Sorry for the time you are having, Bracken (I once had a lovely dog named Bracken!) you can only keep doing your very best.

Bracken28 Sun 08-Nov-20 16:00:22

Thankyou for all your kind words, I have to say although Dad forgets most things instantly when I try to distract him from these subjects he very quickly tells me its because I can't be bothered to do them. I had to actually phone the place where he has his funeral plan because he wanted to find out what happens next with regard to the fact we don't have a death certificate. I felt such an idiot lol. Interesting to hear that a psychiatric nurse maybe a help. I do wonder if he's just at the delusional stage of dementia though

Septimia Sun 08-Nov-20 16:41:16

I wonder if he's thinking of something else but has it fixed in his head that it's his death certificate. Maybe he means his will or some other document. Have you asked him what needs amending? That might give you a clue. Making a note of that information might satisfy him briefly anyway.

Fortunately we didn't have those problems with FiL, but we did have other ones, so I sympathise!

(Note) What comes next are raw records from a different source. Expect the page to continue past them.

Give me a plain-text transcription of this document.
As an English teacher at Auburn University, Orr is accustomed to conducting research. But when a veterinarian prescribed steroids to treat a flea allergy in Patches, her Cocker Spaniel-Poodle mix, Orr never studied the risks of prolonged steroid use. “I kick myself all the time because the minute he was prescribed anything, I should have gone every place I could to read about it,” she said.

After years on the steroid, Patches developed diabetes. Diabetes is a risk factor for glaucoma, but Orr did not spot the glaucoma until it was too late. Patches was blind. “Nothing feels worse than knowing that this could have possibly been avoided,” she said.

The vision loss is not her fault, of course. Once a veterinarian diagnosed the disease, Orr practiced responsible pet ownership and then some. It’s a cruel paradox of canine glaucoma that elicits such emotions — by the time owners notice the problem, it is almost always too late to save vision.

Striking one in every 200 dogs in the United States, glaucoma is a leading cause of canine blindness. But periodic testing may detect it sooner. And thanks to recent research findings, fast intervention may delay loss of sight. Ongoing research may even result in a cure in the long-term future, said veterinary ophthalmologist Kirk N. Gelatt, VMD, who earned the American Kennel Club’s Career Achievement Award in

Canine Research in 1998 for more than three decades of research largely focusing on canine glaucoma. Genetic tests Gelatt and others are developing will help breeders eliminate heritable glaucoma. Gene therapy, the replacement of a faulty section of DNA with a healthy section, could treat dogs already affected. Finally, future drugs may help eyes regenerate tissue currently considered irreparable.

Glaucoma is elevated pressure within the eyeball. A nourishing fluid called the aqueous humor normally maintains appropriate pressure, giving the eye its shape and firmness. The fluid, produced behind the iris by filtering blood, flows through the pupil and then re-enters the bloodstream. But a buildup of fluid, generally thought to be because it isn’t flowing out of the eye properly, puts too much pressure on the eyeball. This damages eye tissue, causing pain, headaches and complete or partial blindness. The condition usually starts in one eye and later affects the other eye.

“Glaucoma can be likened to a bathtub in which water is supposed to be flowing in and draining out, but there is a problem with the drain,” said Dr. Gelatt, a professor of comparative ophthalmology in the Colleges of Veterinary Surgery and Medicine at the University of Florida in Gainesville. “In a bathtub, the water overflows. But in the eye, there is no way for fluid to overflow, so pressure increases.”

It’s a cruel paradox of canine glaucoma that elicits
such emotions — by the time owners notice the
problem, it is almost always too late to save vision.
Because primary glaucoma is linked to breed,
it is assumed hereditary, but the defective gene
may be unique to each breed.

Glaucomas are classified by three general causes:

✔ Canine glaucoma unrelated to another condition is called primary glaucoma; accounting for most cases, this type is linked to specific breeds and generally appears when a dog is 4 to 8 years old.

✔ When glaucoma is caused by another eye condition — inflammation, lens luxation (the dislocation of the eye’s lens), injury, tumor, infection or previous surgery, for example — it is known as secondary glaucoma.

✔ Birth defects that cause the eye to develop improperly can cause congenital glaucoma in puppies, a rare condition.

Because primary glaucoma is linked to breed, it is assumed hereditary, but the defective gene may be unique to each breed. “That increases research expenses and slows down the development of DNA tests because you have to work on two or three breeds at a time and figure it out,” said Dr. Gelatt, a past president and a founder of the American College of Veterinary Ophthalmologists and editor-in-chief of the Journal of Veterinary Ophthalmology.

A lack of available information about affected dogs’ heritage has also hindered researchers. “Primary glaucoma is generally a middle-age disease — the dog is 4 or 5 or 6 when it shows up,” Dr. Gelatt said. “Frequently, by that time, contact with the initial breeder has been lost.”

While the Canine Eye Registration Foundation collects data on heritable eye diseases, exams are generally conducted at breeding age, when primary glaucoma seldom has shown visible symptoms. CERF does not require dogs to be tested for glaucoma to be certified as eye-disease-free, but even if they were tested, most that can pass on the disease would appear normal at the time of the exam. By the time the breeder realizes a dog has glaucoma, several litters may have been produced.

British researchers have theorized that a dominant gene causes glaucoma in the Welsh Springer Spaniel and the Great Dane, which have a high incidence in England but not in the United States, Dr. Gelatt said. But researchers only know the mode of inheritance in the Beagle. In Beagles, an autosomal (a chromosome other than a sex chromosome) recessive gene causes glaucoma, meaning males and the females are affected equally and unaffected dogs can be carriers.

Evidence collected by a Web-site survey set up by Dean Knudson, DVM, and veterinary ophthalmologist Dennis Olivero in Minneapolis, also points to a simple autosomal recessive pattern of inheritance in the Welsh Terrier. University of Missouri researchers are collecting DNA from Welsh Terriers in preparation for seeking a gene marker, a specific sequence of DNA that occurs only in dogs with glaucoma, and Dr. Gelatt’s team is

sodapop Sun 08-Nov-20 17:05:55

MOnica is right, live in your father's world Bracken28 otherwise you will be going round in circles. It's hard isn't it when the parent/child situation is reversed.
Do you have Admiral Nurses in your area ? They deal specifically with people living with dementia and their carers.

Aldom Sun 08-Nov-20 18:34:01

Community Psychiatric Nurses (CPN) also work with people with all forms of dementia. Their job is to visit clients in the home to provide support, information and advice for both client and carer.

Iam64 Sun 08-Nov-20 18:40:01

Good advice from MOnica and others about living in your father's world. My understanding from friends working with dementia patients is the current thinking, is don't keep reminding them x is dead, for example. They're then re-living the death over and over. Simply respond to their question with reassurance. Elderly people in residential care settings for example, often say they're waiting for the bus so they can go home/go and see x. Staff and loved ones are advised to respond with something like, it hasn't come yet/it won't be too long - for example.
So tough x

ElaineI Sun 08-Nov-20 18:44:38

There should be a community nursing team in your area who may help, sometimes social care team as well. I did watch a programme about living in the time setting of the person with dementia and going along with what they are saying even if they are wrong. I don't have any experience of it though but could see it might help. All the ideas here sound very good.

kittylester Sun 08-Nov-20 18:44:58

I put a question mark in my original reply rather than an exclamation mark. The advice is very good!!!!

FannyCornforth Sun 08-Nov-20 18:52:58

Jaxjacky

kittylester do you have different advice that’s worked better?

Kitty repeatedly got her punctuation in a muddle and ended up in a right mess!
She was endorsing the advice.

All the best Bracken, I have little experience of dementia, other than living nextdoor to a lady in her nineties when I was in my twenties.
She was convinced that I was her mother, and also that I was stealing her saucepans.

Hetty58 Sun 08-Nov-20 19:06:16

Yes, just let them believe what they do, however mistaken, and try to shift the responsibility for action elsewhere (e.g. the doctor, solicitor or police are dealing with it).

We met a lady, in hospital, who kept forgetting that her husband had died. Every time she had visitors, she'd ask after him and be in floods of tears when they told her. Eventually, her son just said 'Dad's working late' and she was fine with that.